Why it matters: While the stock market continues climbing a wall of worry about a potential AI bubble and further policy uncertainty, dealmaking looks overwhelmingly positive.
Driving the news: The total value of the deals on Monday hit $81.4 billion.
- American Water Works and Essential Utilities announced an all-stock merger worth $63 billion.
- Novartis struck an $12 billion deal to buy rare-disease biotechnology company Avidity Biosciences.
- Huntington Bancshares agreed to acquire Cadence Bank for $7.4 billion, the second-largest regional banking deal this month.
What they're saying: "You have lower regulation.

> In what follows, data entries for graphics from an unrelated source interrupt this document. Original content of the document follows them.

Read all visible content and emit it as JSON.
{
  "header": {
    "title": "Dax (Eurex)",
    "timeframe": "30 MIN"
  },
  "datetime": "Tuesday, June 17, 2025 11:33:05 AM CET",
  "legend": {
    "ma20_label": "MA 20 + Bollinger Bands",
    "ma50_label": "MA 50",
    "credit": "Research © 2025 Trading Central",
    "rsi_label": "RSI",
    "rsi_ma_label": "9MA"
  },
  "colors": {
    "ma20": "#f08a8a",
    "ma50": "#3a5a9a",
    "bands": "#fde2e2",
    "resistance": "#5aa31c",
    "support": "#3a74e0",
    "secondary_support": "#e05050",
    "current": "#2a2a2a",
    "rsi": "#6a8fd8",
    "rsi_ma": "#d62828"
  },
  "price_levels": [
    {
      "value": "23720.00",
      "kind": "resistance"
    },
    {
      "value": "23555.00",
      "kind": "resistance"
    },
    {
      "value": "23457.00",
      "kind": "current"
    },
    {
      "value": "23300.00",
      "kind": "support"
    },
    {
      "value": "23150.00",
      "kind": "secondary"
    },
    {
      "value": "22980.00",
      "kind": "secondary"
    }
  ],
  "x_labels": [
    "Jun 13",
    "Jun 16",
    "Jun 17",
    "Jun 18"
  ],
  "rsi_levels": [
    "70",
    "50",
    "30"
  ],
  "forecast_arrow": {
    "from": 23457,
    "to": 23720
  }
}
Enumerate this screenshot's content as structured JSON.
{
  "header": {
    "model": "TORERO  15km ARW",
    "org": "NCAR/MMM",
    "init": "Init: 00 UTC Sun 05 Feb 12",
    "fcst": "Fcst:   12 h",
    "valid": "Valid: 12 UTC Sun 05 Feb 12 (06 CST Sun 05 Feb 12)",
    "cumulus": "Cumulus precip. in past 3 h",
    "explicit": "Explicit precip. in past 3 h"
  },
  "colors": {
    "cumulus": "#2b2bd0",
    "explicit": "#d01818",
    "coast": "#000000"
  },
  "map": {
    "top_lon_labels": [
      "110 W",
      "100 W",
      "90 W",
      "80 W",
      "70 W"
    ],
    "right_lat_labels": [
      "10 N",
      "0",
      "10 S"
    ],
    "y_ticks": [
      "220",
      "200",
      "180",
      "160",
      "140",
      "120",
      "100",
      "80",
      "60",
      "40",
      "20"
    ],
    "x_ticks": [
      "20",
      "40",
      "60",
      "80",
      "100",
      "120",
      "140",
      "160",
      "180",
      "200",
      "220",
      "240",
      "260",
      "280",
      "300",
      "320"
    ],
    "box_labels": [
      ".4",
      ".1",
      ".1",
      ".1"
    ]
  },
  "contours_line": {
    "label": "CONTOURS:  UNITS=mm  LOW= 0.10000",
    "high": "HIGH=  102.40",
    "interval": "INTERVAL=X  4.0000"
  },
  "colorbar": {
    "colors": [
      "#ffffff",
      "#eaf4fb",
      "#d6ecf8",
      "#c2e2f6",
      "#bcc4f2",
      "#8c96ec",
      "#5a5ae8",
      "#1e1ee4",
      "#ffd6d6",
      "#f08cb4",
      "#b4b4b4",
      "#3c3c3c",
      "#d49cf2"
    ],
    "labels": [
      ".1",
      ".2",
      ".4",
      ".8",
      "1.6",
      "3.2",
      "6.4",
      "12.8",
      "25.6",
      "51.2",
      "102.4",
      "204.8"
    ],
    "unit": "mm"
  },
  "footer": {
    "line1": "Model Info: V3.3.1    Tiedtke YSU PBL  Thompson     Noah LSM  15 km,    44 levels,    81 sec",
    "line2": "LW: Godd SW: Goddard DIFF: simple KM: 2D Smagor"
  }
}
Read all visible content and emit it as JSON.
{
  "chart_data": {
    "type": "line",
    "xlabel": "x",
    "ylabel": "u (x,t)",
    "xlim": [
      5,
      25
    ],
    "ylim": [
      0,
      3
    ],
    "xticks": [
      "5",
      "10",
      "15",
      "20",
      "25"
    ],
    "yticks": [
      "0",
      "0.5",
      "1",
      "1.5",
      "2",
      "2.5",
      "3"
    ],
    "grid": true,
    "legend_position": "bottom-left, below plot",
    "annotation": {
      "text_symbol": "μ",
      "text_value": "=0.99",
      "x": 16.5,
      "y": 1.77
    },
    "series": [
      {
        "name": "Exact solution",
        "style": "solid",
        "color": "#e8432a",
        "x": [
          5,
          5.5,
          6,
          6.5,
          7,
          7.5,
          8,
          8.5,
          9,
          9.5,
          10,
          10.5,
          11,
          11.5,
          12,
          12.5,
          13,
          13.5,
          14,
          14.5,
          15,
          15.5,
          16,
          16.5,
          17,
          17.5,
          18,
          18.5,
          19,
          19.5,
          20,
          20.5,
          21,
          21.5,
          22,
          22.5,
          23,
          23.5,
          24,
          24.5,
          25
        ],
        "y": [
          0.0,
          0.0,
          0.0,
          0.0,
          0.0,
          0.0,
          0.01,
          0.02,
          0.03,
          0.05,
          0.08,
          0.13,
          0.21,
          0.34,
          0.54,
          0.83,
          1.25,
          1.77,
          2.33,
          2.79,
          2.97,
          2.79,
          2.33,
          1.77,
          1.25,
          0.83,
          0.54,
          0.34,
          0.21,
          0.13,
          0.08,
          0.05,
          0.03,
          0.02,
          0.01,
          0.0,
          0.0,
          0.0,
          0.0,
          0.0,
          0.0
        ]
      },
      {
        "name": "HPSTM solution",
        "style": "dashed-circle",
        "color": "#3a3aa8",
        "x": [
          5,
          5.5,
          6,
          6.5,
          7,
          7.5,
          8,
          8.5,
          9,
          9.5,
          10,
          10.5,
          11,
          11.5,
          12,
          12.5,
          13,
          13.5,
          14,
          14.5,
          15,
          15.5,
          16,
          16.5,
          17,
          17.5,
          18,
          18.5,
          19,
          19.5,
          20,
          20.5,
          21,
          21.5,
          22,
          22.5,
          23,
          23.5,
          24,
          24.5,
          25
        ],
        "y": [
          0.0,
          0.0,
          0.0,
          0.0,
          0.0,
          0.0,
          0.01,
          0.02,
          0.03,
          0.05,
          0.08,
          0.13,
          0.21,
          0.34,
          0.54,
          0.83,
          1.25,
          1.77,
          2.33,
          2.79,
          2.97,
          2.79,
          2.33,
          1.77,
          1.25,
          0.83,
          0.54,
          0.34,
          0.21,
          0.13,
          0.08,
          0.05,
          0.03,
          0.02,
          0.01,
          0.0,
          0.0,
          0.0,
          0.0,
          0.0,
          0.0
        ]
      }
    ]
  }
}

That's what's happening," says Phil Pecsok, founder and CEO of Anacapa Advisors.
- He attributes the surge in dealmaking to interest rates coming down, pent-up demand for M&A, and the increasingly positive regulatory backdrop under the Trump administration.
- "You have a pro-business, business president," he says.
By the numbers: Global M&A volume jumped 43% in the third quarter from a year ago, led by large strategic transactions, according to Morgan Stanley.
- The bank expects deal activity to keep rising, by 32% this year and another 20% in 2026. It forecasts $7.8 trillion in total announced transaction volume by 2027, including buybacks and sponsor deals.
Zoom out: Dealmaking is also accelerating among private companies, although largely centered around AI, according to Crunchbase.
- AI companies captured nearly half of global venture funding in the third quarter, says Gené Teare, senior data editor at Crunchbase.
What to watch: If this wave of M&A is the opening act of a multiyear boom. Looser regulatory policy, rising corporate confidence, and wide open capital markets is a mix that Morgan Stanley says could keep dealmaking hot.